C'est pourquoi des parents d’enfants autistes devraient lancer une procédure d’assignation en janvier 2017. Parmi eux, Florent Chapel, président de La Maison de l'Autisme et dont le fils est lui-même autiste. "Si l'on regarde bien l'histoire de la prise en charge de l'autisme, c'est l'histoire d'une forme d'erreur médicale pendant 40 ans", estime-t-il. Et d'ajouter: "Il y a maltraitance parce qu'il y a non prise en charge adaptée. C’est-à-dire que si vous mettez un enfant dans le placard et que vous le sortez à 10 ans et bien il ne parle pas, il ne sait pas s'habiller, il ne sait pas lire, pas écrire. Il ne sait rien faire. Et bien, dix ans d'hôpital psychiatrique, c'est un peu comme si vous mettiez un enfant dans le placard".

"Une faute médicale"

"Des psychanalystes disent que la mère est responsable de l'état de son enfant, poursuit-il. Elle n'a pas aimé, elle n'a pas voulu son enfant, elle ne l'a pas désiré. Donc l'enfant est enfermé. Mais enfin, on marche sur quelle planète? Qu'ils fassent des psychanalyses avec des adultes consentants mais pas sur nos enfants". Sophie Janois, elle, est avocate, spécialiste de la défense des personnes autistes. Elle travaille actuellement avec des familles d'enfants autistes pour assigner en justice les médecins qui ne proposent pas aux enfants malades les techniques recommandées par la Haute Autorité de Santé.

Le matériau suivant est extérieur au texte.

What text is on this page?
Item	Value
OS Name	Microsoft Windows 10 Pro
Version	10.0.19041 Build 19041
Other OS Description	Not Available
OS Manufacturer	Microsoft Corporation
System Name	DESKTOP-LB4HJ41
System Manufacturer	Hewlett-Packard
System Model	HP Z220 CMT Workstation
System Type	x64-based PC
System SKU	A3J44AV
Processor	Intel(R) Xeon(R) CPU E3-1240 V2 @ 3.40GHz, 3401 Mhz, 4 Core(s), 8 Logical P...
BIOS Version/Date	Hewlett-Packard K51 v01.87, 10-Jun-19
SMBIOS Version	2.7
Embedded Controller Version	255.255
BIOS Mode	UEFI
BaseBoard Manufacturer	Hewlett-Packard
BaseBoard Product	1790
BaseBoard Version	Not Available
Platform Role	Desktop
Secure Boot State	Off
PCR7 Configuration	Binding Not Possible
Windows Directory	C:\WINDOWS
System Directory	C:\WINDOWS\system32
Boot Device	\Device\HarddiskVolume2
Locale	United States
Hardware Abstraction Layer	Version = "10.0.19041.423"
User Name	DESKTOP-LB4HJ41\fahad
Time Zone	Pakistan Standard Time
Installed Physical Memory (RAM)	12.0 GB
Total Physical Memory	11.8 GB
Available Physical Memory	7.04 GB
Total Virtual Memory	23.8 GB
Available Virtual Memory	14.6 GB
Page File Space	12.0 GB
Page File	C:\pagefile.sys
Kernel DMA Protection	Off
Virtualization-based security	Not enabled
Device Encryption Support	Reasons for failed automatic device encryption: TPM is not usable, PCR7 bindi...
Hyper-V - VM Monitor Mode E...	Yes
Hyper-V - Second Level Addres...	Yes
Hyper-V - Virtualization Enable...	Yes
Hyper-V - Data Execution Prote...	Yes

"Aujourd'hui dans la plupart des établissements qui accueillent des enfants autistes, on les laisse. On leur fait faire des ateliers peinture, cuisine… L'autre jour, j'ai eu une mère de famille qui m'expliquait que son fils avait appris à faire le même gâteau pendant cinq ans. Donc les enfants n'évoluent pas, voire régressent. Des enfants sont restés six-dix ans dans un établissement et qui n'ont jamais pu bénéficier des recommandations de la Haute Autorité de Santé. Pour moi, c'est une faute médicale et c'est dans ce sens-là que nous allons agir".